Mirrors provide people the ability to get an accurate picture of themselves. Knowing that people are products of their pasts—personal and communal—the past acts as a mirror for those living in the present. This is not only true for the average person seeking to understand his or herself more fully, but also for historians who seek to make the people they study more fully understood. Understanding the past helps us to better understand the present. If we can situate ourselves among those who have come before us, we can better understand why things got to be the way they are. This question, “How did we get here?” has surely been on many of our minds lately.

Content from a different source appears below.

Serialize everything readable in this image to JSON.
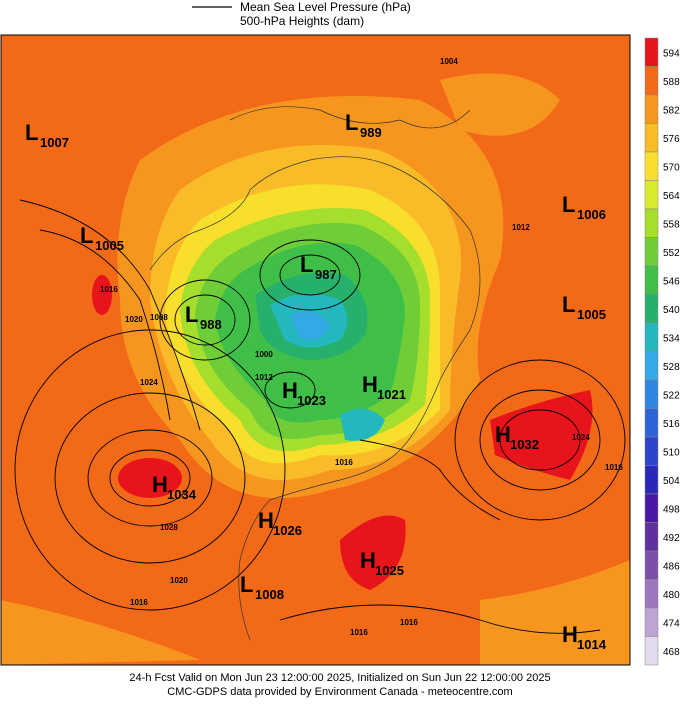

In 1884, as Jim Crow laws overtook American life, the great abolitionist, writer, and orator, Frederick Douglass, reflected on this idea of historical memory. In a speech he reminded his listeners:
While it is well to attend to the issues of the present and to look hopefully forward to the future, it is well not to forget the past. Memory was given to man for some wise purpose. The past is in some sense the mirror in which we may discern the dim outlines of the future and by which we may make them more symmetrical.
Many of us want to understand where we should go next. We want to be changemakers in our local communities and our nation at large. At Thinking Nation, we believe that one of the most often overlooked ways to do this is by studying the past. But as Douglass reminds us, when we use the past as a mirror, “we may discern the dim outlines of the future.” When we know where we’ve come from, we are better equipped to steer the ship moving forward. May we pause. May we reflect. May we remember.
Thinking historically gives us the tools to do this and is why historical thinking skills are at the center of our curriculum.